In a most creepy opening stunt, the first track of Primus’ new album, “Prelude to a Crawler,” is without the man himself, just LaLonde’s eerie, wandering, reverbed-out melody, but on the drop of the next track, “Hennepin Crawler,” we finally hear from Claypool. Pumping a bass that could shatter your rib cage, you almost miss his wild lyrics that serve more as a rhythm section than anything.

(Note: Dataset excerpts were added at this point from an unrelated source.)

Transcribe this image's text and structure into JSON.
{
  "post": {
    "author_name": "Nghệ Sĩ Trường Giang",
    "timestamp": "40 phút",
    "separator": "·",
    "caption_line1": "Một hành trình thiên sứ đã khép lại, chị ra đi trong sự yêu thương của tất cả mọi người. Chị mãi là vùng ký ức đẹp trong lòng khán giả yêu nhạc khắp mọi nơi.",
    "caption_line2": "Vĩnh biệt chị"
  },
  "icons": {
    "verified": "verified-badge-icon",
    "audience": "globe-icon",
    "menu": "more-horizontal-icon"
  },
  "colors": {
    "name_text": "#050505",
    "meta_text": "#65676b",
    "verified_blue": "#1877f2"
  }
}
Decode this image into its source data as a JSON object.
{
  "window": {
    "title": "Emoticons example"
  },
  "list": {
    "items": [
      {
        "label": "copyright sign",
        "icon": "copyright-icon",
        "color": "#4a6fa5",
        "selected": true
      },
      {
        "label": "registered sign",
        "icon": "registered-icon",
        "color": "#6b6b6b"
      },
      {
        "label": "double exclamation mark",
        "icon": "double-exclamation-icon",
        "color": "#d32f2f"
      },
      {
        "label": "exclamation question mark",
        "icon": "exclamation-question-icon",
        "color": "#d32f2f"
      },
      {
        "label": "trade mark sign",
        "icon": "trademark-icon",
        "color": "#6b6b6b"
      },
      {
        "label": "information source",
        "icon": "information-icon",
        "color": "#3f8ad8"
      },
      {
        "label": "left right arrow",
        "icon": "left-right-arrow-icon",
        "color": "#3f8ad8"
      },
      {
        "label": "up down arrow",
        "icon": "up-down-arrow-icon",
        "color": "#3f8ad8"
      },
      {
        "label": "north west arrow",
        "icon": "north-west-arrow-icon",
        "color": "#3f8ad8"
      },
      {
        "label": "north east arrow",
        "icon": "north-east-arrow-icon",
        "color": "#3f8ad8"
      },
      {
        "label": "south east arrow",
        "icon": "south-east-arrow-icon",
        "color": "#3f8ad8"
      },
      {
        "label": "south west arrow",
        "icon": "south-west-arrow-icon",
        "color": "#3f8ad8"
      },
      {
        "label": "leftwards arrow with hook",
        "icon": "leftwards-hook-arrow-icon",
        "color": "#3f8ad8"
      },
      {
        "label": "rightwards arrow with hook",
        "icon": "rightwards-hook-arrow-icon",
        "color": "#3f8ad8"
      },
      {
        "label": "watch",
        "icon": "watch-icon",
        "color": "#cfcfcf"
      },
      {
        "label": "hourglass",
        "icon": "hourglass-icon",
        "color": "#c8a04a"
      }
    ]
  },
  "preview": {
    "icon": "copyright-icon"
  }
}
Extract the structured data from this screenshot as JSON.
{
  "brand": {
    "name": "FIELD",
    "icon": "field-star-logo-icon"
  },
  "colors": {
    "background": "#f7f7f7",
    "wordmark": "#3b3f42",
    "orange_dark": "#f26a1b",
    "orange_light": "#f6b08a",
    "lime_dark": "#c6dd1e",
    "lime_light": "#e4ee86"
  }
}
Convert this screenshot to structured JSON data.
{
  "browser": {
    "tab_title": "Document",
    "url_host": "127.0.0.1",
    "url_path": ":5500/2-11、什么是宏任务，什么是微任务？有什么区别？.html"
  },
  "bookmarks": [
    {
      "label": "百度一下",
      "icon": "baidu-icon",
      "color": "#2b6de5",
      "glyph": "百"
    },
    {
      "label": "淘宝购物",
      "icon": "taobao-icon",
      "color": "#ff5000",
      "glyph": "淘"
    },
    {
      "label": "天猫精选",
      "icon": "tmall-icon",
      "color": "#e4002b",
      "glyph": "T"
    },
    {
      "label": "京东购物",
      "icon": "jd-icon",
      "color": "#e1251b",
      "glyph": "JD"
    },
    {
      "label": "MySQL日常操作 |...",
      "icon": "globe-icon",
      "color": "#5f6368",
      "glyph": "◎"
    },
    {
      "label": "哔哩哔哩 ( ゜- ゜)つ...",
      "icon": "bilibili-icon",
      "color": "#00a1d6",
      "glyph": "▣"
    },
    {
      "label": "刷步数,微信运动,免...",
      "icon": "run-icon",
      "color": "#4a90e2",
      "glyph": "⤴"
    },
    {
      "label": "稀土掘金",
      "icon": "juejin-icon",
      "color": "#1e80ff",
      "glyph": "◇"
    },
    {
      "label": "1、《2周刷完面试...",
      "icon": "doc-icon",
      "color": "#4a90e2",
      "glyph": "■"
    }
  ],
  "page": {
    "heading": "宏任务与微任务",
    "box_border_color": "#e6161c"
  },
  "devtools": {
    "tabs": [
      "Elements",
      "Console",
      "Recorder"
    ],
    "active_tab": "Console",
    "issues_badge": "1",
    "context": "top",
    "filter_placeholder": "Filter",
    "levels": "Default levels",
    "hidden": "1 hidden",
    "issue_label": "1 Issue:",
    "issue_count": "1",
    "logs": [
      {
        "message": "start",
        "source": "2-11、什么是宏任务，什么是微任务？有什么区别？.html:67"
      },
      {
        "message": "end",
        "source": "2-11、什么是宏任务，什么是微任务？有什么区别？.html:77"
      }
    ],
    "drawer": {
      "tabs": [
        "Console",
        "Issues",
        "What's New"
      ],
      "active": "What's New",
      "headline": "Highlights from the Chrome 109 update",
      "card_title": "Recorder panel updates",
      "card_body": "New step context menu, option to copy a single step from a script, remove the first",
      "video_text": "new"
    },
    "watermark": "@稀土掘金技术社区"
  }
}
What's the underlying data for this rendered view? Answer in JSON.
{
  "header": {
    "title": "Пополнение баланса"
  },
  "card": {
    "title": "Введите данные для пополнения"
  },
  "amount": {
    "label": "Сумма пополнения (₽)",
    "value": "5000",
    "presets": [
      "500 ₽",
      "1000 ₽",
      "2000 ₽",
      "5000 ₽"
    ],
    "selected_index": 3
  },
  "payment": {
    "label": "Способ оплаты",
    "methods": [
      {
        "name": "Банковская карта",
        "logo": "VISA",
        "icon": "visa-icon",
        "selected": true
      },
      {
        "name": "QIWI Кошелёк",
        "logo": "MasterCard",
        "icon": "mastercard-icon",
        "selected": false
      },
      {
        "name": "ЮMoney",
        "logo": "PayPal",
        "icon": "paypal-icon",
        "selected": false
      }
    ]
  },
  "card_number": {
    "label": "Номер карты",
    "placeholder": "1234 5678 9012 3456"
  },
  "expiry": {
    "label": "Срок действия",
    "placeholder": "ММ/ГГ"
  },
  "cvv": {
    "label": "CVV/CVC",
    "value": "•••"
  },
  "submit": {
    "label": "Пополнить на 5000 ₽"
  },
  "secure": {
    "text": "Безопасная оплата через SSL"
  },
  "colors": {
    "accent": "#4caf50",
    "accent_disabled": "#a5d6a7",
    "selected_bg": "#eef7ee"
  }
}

The third selection brings us the lighter side of Primus, which is certainly not light by any definition of the word. “Last Salmon Man” chronicles the life of a young farmer and brings us the first great guitar solo of the album. LaLonde also takes back-up vocals on this track, supporting Claypools quirky sound with his own somewhat melodic voice. And finally, we get to joke-y but dead ass serious Primus. The lyrics give the best picture of the feel of this song: “I like it, I really really like it, I think I’m gonna buy it, cuz I really really like it. Eternal consumption engine, here in the USA, eternal consumption engine, we really do like to spend our pay, eternal consumption engine… slingin’ down the slices of American Pie, eternal consumption engine, every time I get a little bit bored, eternal consumption engine, head to the wally-mart store.” Haunting, daunting, and true, with the repeated chorus “Everything’s made in China,” this song is probably the most lyrically stimulating while being musically fascinating at the same time.

Green Naugahyde Album Cover

“Tragedy’s a Comin’” (stream here) was the selected single off the album, and for obvious reasons. It’s radio friendly, not too overwhelmingly heavy, with classic Claypool riffs and enough guitar to make any arena go crazy. The lyrics also make some sense, but they don’t make so much of a statement that they could eliminate listeners.

Taking tempo down a notch, “Eyes of the Squirrel” sounds like a typical Primus song, making a small statement lyrically about American culture and reality TV. They fade into a gargly, drawn out ending that blends with the next track’s synthesized introduction, which builds to a cliff before dropping into LaLonde’s spiky guitar pit and being swallowed by Jay Lane’s erratic, but totally controlled drumming. “Jilly’s on Smack” is the first track that we don’t hear Claypool’s distinct vocals, and rather the focus is on his stand-up bass sound that smoothly undertones the wildness of the drums, until the bridge, when they start what sounds like jamming.

“Lee Van Cleef” delivers the classic dirty bass we all crave when listening to Primus and has the first and only mention of the album title. Similarly, “Moron TV” also best serves as a chance for Les to get muddy on his bass, and for him to attack (again) the lazy and lush American culture, especially with regards to watching TV.

“Green Ranger” is a wild and ghostly little jaunty asking, “Who wants to ride with the Green Ranger,” and again bringing back Claypools powerfully deep stand-up techniques. “HOINFODAMAN” is a skipable track, another critique on culture- this time, advertising, but together these two make a quirky interlude before the explosive closing number, appropriately titled “Extinction Burst.” Dense with sound, technically exciting and exploratory, this second-to-last track is creepy-crawly-funk-rock-metal song that you crave from Les Claypool and Primus.